Tekst Evert Brouwer
Foto Mediacentrum Defensie
Admiraal De Waard na 5 jaar directeur
Het is ruim vijf jaar geleden dat vice-admiraal (TD) Arie Jan de Waard aantrad als Directeur Defensie Materieel Organisatie. In zijn vorige column in de Materieelgezien maakte hij bekend nog tot april 2023 aan te blijven. Sinds 2016 verscheen in iedere editie een (video)column met daarin regelmatig een blik op de (verre) toekomst en verwachtingen op de korte termijn. Hoe kijkt hij daar nu tegenaan en wat is er aan die inzichten veranderd? Over elk jaar een vraag en twee voor de komende jaren.

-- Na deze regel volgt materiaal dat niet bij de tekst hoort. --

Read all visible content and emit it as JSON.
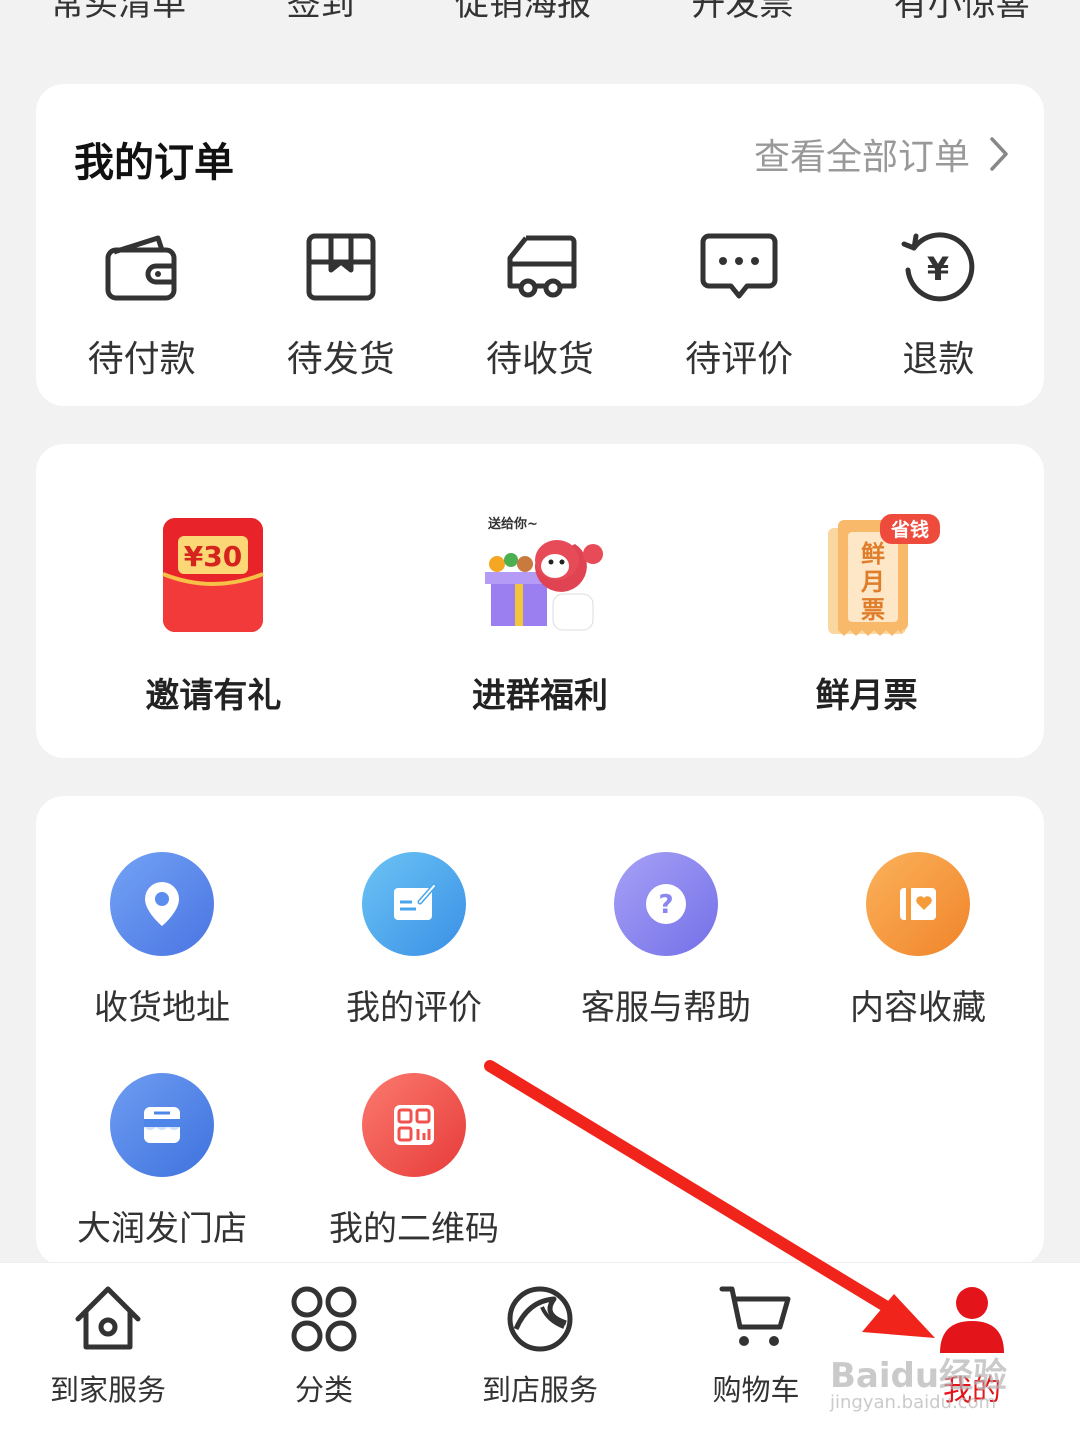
{
  "top_strip": [
    "常买清单",
    "签到",
    "促销海报",
    "开发票",
    "有小惊喜"
  ],
  "orders": {
    "title": "我的订单",
    "view_all": "查看全部订单",
    "items": [
      {
        "label": "待付款",
        "icon": "wallet-icon"
      },
      {
        "label": "待发货",
        "icon": "package-icon"
      },
      {
        "label": "待收货",
        "icon": "truck-icon"
      },
      {
        "label": "待评价",
        "icon": "comment-icon"
      },
      {
        "label": "退款",
        "icon": "refund-icon"
      }
    ]
  },
  "promos": {
    "items": [
      {
        "label": "邀请有礼",
        "badge": "¥30",
        "icon": "red-envelope-icon"
      },
      {
        "label": "进群福利",
        "caption": "送给你~",
        "icon": "gift-mascot-icon"
      },
      {
        "label": "鲜月票",
        "badge": "省钱",
        "ticket_text": "鲜月票",
        "icon": "ticket-icon"
      }
    ]
  },
  "tools": {
    "items": [
      {
        "label": "收货地址",
        "icon": "location-pin-icon",
        "color": "#5b8dee"
      },
      {
        "label": "我的评价",
        "icon": "edit-note-icon",
        "color": "#4aa6ec"
      },
      {
        "label": "客服与帮助",
        "icon": "help-icon",
        "color": "#8a86ef"
      },
      {
        "label": "内容收藏",
        "icon": "bookmark-heart-icon",
        "color": "#f59b3a"
      },
      {
        "label": "大润发门店",
        "icon": "store-icon",
        "color": "#4d86e8"
      },
      {
        "label": "我的二维码",
        "icon": "qr-code-icon",
        "color": "#f2514c"
      }
    ]
  },
  "bottom_nav": {
    "items": [
      {
        "label": "到家服务",
        "icon": "home-icon"
      },
      {
        "label": "分类",
        "icon": "category-icon"
      },
      {
        "label": "到店服务",
        "icon": "store-service-icon"
      },
      {
        "label": "购物车",
        "icon": "cart-icon"
      },
      {
        "label": "我的",
        "icon": "user-icon",
        "active": true
      }
    ]
  },
  "colors": {
    "accent": "#e4141b",
    "annotation_arrow": "#f0241b"
  },
  "watermark": {
    "text": "Baidu经验",
    "sub": "jingyan.baidu.com"
  }
}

1. In uw eerste column (februari 2016) zegt u samenvattend: er gaat niet veel veranderen in het beleid van de DMO: we zijn betrouwbaar, slagvaardig en innovatief. Geldt dat, terugkijkend op uw 5 jaar als D-DMO, nog steeds?

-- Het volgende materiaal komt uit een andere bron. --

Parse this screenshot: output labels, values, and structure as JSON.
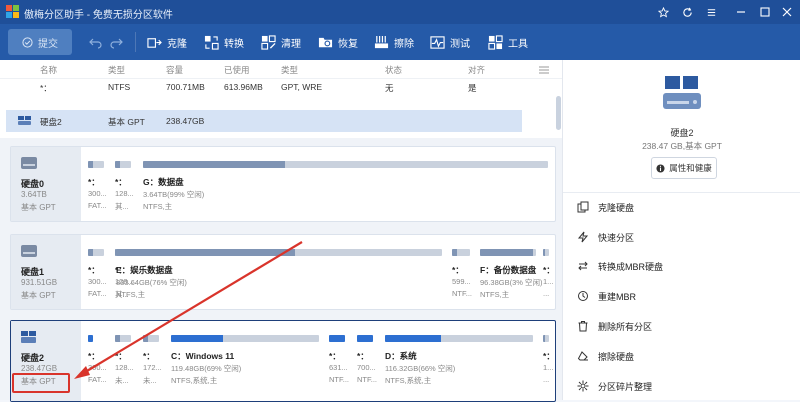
{
  "window": {
    "title": "傲梅分区助手 - 免费无损分区软件"
  },
  "toolbar": {
    "commit_label": "提交",
    "buttons": [
      {
        "label": "克隆",
        "icon": "clone-icon"
      },
      {
        "label": "转换",
        "icon": "convert-icon"
      },
      {
        "label": "清理",
        "icon": "cleanup-icon"
      },
      {
        "label": "恢复",
        "icon": "recover-icon"
      },
      {
        "label": "擦除",
        "icon": "wipe-icon"
      },
      {
        "label": "测试",
        "icon": "test-icon"
      },
      {
        "label": "工具",
        "icon": "tools-icon"
      }
    ]
  },
  "list": {
    "headers": {
      "name": "名称",
      "type": "类型",
      "capacity": "容量",
      "used": "已使用",
      "kind": "类型",
      "status": "状态",
      "aligned": "对齐"
    },
    "rows": [
      {
        "name": "*：",
        "type": "NTFS",
        "capacity": "700.71MB",
        "used": "613.96MB",
        "kind": "GPT, WRE",
        "status": "无",
        "aligned": "是"
      }
    ],
    "disk_row": {
      "name": "硬盘2",
      "type": "基本 GPT",
      "capacity": "238.47GB"
    }
  },
  "disks": [
    {
      "name": "硬盘0",
      "size": "3.64TB",
      "style": "基本 GPT",
      "partitions": [
        {
          "name": "*：",
          "info": "300...",
          "fs": "FAT...",
          "fill": 0.3
        },
        {
          "name": "*：",
          "info": "128...",
          "fs": "其...",
          "fill": 0.3
        },
        {
          "name": "G：数据盘",
          "info": "3.64TB(99% 空闲)",
          "fs": "NTFS,主",
          "fill": 0.35
        }
      ]
    },
    {
      "name": "硬盘1",
      "size": "931.51GB",
      "style": "基本 GPT",
      "partitions": [
        {
          "name": "*：",
          "info": "300...",
          "fs": "FAT...",
          "fill": 0.3
        },
        {
          "name": "*：",
          "info": "128...",
          "fs": "其...",
          "fill": 0.3
        },
        {
          "name": "E：娱乐数据盘",
          "info": "833.64GB(76% 空闲)",
          "fs": "NTFS,主",
          "fill": 0.55
        },
        {
          "name": "*：",
          "info": "599...",
          "fs": "NTF...",
          "fill": 0.3
        },
        {
          "name": "F：备份数据盘",
          "info": "96.38GB(3% 空闲)",
          "fs": "NTFS,主",
          "fill": 0.95
        },
        {
          "name": "*：",
          "info": "1...",
          "fs": "...",
          "fill": 0.3
        }
      ]
    },
    {
      "name": "硬盘2",
      "size": "238.47GB",
      "style": "基本 GPT",
      "partitions": [
        {
          "name": "*：",
          "info": "300...",
          "fs": "FAT...",
          "fill": 0.3
        },
        {
          "name": "*：",
          "info": "128...",
          "fs": "未...",
          "fill": 0.3
        },
        {
          "name": "*：",
          "info": "172...",
          "fs": "未...",
          "fill": 0.3
        },
        {
          "name": "C：Windows 11",
          "info": "119.48GB(69% 空闲)",
          "fs": "NTFS,系统,主",
          "fill": 0.35
        },
        {
          "name": "*：",
          "info": "631...",
          "fs": "NTF...",
          "fill": 0.3
        },
        {
          "name": "*：",
          "info": "700...",
          "fs": "NTF...",
          "fill": 0.3
        },
        {
          "name": "D：系统",
          "info": "116.32GB(66% 空闲)",
          "fs": "NTFS,系统,主",
          "fill": 0.38
        },
        {
          "name": "*：",
          "info": "1...",
          "fs": "...",
          "fill": 0.3
        }
      ]
    }
  ],
  "right_panel": {
    "disk_name": "硬盘2",
    "disk_meta": "238.47 GB,基本 GPT",
    "properties_label": "属性和健康",
    "actions": [
      {
        "label": "克隆硬盘",
        "icon": "clone-disk-icon"
      },
      {
        "label": "快速分区",
        "icon": "quick-partition-icon"
      },
      {
        "label": "转换成MBR硬盘",
        "icon": "convert-mbr-icon"
      },
      {
        "label": "重建MBR",
        "icon": "rebuild-mbr-icon"
      },
      {
        "label": "删除所有分区",
        "icon": "delete-partitions-icon"
      },
      {
        "label": "擦除硬盘",
        "icon": "wipe-disk-icon"
      },
      {
        "label": "分区碎片整理",
        "icon": "defrag-icon"
      }
    ]
  },
  "colors": {
    "titlebar": "#1f4f99",
    "toolbar": "#255aa8",
    "partition_used_blue": "#2d6fd1",
    "annotation_red": "#d9342b"
  }
}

“Betrouwbaar, slagvaardig en innovatief zijn we beslist; sterker nog, ik vind dat we deze eigenschappen juist hebben versterkt in de afgelopen jaren. Er is héél veel veranderd sinds ik in december 2015 ben aangetreden. Onder mijn voorganger is de DMO gestart met het kruipen uit het dal en die lijn hebben we in de afgelopen jaren onverkort doorgezet. In 2015 lag de investeringsquote van het Defensiebudget – het percentage van ons totale budget dat we uitgeven aan nieuwe IT en materieel – op een bedenkelijk niveau: zo’n 13%. En onze organisatie was aan het vergrijzen. Dat is nu wel anders: ons imago is goed. Zo laten de onderzoeken van de afdeling TOS (red. Afdeling Trends Onderzoek en Statistiek van DOSCO) al een paar jaar op rij zien dat onze mensen graag bij de DMO werken en trots zijn op hun werk. Daarnaast is de gemiddelde leeftijd met acht jaar teruggebracht naar 48 jaar. Kortom de DMO heeft de wind in de rug en dat hebben we voor een belangrijk deel zelf afgedwongen. Met als hoogtepunt dat we vorig jaar, ondanks alle COVID-19 uitdagingen, een kwart van de Defensiebegroting hebben uitgegeven aan nieuwe spullen. Vandaar dat ik supertrots ben op deze club van DMO'ers: die staan ergens voor, die zeggen wat ze doen, maar doen vervolgens ook wat ze zeggen!”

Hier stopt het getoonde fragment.